Friday, May 4, 2012

Forgotten Books: The Sea-Hawk by Rafael Sabatini

While writing "The Judgment of Jean Lafitte" (to be published any moment now in Action: Pulse Pounding Tales Vol. 1!), I read all three Captain Blood books, and found myself still on a Sabatini high. So I hopped right into The Sea-Hawk, expecting a very Blood-like experience. And got a surprise.

In Captain Blood, the rocky romance of Peter Blood and Arabella Bishop is a major part of the plot. Naturally, the two have disagreements and misunderstandings and a long period of separation before they're finally ready to get hitched. But both behave like more or less intelligent adults, at least by 1921 standards, and the romance does not detract from the adventure story. Then, in the two Blood short collections that followed, there was no romance at all - at least for Blood.

In The Sea-Hawk, though, romance takes center stage, and is so melodramatic it almost sinks the novel. Though our hero, the Sea-Hawk himself, keeps a relatively level head, the other major players are so childish and shallow I wanted to yank them out of the book and slap them. I say the romance almost sinks the novel, because I did find enough adventure to stay entertained between the god-I-want-to-slap-somebody scenes.

The basic plot is this: Boy loves Girl, promises not to kill Girl's brother.
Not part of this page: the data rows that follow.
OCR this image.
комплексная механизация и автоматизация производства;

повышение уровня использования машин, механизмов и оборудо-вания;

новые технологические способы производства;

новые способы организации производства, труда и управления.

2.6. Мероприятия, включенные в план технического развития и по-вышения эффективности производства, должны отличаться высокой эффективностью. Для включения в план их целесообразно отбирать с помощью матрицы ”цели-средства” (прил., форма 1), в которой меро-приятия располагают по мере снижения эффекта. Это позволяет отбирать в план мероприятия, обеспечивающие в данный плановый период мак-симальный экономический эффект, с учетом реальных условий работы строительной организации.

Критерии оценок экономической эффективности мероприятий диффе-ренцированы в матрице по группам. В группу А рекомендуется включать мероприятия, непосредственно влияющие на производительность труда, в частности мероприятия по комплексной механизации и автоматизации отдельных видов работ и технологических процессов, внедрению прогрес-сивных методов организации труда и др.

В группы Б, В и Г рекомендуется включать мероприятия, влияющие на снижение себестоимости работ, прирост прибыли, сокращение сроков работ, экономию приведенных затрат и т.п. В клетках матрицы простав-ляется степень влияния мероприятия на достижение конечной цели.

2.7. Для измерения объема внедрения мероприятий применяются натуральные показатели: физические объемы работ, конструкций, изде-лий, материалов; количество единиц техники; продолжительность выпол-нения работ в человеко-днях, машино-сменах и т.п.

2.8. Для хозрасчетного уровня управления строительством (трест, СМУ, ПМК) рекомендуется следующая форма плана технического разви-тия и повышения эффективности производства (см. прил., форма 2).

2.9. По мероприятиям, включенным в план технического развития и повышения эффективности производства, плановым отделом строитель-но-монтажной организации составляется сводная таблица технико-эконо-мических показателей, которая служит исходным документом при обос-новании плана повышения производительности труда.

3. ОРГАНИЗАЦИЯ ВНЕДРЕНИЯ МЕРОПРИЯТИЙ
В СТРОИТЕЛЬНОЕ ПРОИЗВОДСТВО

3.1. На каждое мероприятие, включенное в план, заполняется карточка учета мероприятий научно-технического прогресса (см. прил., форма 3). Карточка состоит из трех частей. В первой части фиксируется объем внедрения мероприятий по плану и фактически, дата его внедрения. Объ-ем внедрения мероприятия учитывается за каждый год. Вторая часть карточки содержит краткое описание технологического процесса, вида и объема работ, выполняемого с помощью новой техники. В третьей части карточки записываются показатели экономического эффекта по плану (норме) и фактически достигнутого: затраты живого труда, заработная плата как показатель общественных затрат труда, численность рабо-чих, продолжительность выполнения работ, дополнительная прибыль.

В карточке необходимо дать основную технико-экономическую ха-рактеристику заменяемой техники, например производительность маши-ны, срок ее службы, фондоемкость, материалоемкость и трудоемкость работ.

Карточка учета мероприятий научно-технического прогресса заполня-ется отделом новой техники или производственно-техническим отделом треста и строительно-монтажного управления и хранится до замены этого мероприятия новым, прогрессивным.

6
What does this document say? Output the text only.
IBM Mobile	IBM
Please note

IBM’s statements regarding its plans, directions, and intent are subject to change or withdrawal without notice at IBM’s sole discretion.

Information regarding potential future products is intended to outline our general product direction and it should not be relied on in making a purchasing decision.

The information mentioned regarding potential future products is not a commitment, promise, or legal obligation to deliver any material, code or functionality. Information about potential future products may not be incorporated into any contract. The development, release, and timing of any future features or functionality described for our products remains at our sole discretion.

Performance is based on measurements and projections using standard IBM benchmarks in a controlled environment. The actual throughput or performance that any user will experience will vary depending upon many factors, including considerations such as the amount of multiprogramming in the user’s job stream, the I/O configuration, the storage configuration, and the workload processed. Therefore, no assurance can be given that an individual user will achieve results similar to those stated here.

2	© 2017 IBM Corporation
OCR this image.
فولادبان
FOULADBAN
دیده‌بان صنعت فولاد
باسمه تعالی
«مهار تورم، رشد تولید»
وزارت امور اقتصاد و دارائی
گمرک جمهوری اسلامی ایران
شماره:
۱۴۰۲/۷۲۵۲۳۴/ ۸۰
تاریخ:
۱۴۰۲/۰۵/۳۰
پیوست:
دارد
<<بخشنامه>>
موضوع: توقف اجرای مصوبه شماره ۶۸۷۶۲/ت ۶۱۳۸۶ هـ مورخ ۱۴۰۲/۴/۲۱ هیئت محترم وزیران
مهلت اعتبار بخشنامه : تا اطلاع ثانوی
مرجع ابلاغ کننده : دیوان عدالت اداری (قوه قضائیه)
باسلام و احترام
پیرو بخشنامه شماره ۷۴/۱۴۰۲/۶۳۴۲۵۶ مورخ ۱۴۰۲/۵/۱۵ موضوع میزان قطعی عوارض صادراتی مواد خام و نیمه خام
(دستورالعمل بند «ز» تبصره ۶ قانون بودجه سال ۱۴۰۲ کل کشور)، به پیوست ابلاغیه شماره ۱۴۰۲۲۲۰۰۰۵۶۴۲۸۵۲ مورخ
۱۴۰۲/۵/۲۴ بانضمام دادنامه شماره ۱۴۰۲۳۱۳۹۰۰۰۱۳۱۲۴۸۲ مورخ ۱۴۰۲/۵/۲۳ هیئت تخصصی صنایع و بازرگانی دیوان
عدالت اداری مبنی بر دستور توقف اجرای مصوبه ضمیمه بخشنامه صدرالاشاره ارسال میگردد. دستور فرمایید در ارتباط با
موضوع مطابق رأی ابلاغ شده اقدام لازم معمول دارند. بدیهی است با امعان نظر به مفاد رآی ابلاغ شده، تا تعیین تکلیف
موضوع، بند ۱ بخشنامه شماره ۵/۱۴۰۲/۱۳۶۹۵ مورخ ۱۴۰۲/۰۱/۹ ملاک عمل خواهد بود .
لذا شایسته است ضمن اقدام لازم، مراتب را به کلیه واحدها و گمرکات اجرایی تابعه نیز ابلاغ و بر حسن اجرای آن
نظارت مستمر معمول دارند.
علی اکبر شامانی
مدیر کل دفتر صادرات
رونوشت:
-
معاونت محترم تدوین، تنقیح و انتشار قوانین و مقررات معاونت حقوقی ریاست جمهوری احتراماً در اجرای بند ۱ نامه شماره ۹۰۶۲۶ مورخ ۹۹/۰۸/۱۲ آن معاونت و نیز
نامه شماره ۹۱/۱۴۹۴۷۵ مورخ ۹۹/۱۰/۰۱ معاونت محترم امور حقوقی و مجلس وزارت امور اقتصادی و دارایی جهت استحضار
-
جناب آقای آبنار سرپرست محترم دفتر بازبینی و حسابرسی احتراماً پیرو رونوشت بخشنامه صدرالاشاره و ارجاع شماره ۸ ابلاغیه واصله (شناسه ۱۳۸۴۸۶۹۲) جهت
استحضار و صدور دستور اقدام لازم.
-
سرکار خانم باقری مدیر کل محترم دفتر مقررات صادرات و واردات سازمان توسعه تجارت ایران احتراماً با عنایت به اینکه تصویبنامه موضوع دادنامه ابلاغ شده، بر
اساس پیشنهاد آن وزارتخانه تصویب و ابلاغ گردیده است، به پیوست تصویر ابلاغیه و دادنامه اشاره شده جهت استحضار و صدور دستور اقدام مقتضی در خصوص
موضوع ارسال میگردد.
But Boy's brother kills Girl's brother, Boy covers it up and Girl thinks Boy did it. Girl dumps Boy, leaving Boy in the dumps. Boy's brother sells Boy into slavery. Boy is rescued by Barbary Pirates, becomes Barbary Pirate himself. Meanwhile Boy's brother steals Boy's estate and Boy's ex-Girl. Boy wants revenge, kidnaps brother and Girl. Much sappiness ensues. Boy and Girl reunited.

BUT, sappiness aside. Sabatini is a great storyteller. You should read it anyway. And why not? It's a free download from this, that and the other place.

Here's a mystery: The novel was published in 1915, but not serialized in Adventure until 1922. What's up with that?

Coming soon: A look at the movie version.

Forgotten Books is a swashbuckling presentation of pattinase.


Walker Martin said...

In answer to the question why was a hardcover book published in 1915 not published in ADVENTURE MAGAZINE until 1922, the editor, Arthur Sullivant Hoffman, explained it as follows.

In the Campfire letter section he told the readers that the novel had a small print run in England and was so impressive that he felt it deserved to see publication in the USA as a serial in the magazine. So he broke one of his rules about no reprints.

I remember reading the serial in ADVENTURE many years ago and thinking that it was a rousing adventure story. I then went out and bought the Sabatini limited edition complete works. One of these days I hope to reread THE SEA HAWK. I know I don't remember having any problems with the plot, characters, etc.

George said...

Love Rafael Sabatini! The guy knew how to write Adventure!

Anonymous said...

I read this when I was in high school, or maybe 7th or 8th grade, and only remember that it was "a pirate book". I guess the romance angle went right on by me. It was also a novel of betrayal, like Count of Monte Cristo.

Evan Lewis said...

Thanks for solving that mystery, Walker!

Sergio (Tipping My Fedora) said...

Intriguing post Evan. I've only ever seen the Michael Curtiz movie starring Errol Flynn, which I dare say took great liberties with the Sabatini original. Really looking forward to reading what you have to say about the film version in comparison.